Трудность состояла в том, что Джоби должен нанести удар стремительно, пока ее сила не стала слишком велика для него, застать ее врасплох. Он содрогнулся при мысли, что мог бы ударить ее, когда она будет стоять к нему спиной, свалить ее одним сильным ударом, чтобы она не сумела напасть на него, овладеть ею, когда она не смотрит на него, когда не сможет применить свою силу.

И тогда он вспомнил недавнюю ночь, когда она вывела его из состояния изнеможения, оживила его ум и тело, потому что горела страстным желанием. Он снова увидел ее лицо перед самым оргазмом, то, как она, казалось, забыла обо всем на свете, стала обычной женщиной, испытывающей плотские наслаждения. Вот когда она была слабее всего, беззащитной нимфоманкой. Вот когда он нанесет удар, схватит ее руками за шею, сожмет; он закроет глаза, почувствует, как она пытается вырваться, как ее сопротивление все ослабевает. Потом – смерть. Потом – бегство.

Внезапно он почувствовал, что у него произошла эрекция, что его тело сладострастно отозвалось на эту новую и ужасную фантазию, у него возникло непреодолимое желание удовлетворить себя. Нет, я не должен этого делать. И все же мысль эта пришла к нему тогда, когда он занимался любовью, и осуществлена будет тогда же. Сегодня, завтра, когда бы ни было. Сейчас ему надо выбросить эту мысль из головы, но вернуться к ней, когда он будет в возбуждении.

Джоби провел день бессмысленно, только поиграл на гитаре. В этом тоже не было смысла, потому что он никогда больше не станет выступать перед публикой. Когда он убежит отсюда, он оставит гитару здесь, разобьет, разрушит навсегда эту уродливую часть своей жизни. Потом начнет все сначала.

Он стал рыться в вещах Салли Энн; несколько платьев, белье, интересно, нет ли здесь его пропавшего амулета? Он даже откинул потрепанный ковер, но амулета нигде не было. Он и не был нужен Джоби, просто хотелось подтвердить свою догадку. Она украла его. Еще одна улика против нее, еще одна причина убить ее.

Салли Энн вернулась после семи, вид у нее был измученный.

– Кажется, снег пойдет. – Она опустилась на колени и стала греть руки у электрокамина, из которого вылетали искры. – Хотя на улице чертовски холодно, может быть, снега и не будет.

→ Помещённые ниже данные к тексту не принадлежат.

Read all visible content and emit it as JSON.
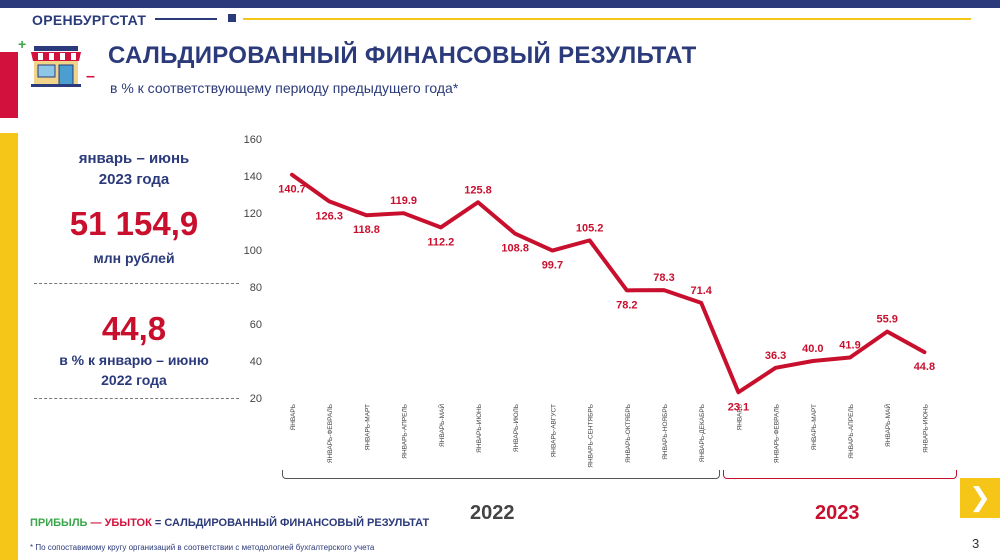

Где ты была, Салли Энн? Если она и почувствовала этот вопрос, она не ответила. Тепло, казалось, оживило ее.

– Нам не помешает пораньше лечь спать, – сказала она.

Джоби напрягся. Нет, я не стану этого делать. Я не могу, я же не убийца. Ты убила Тимми Купера, правда? Нет. Все говорят, что да. Суд присяжных вынес приговор: смерть от несчастного случая. Суд не всегда прав. Многим убийцам удалось уйти, посмеиваясь над законом, показывая нос обществу.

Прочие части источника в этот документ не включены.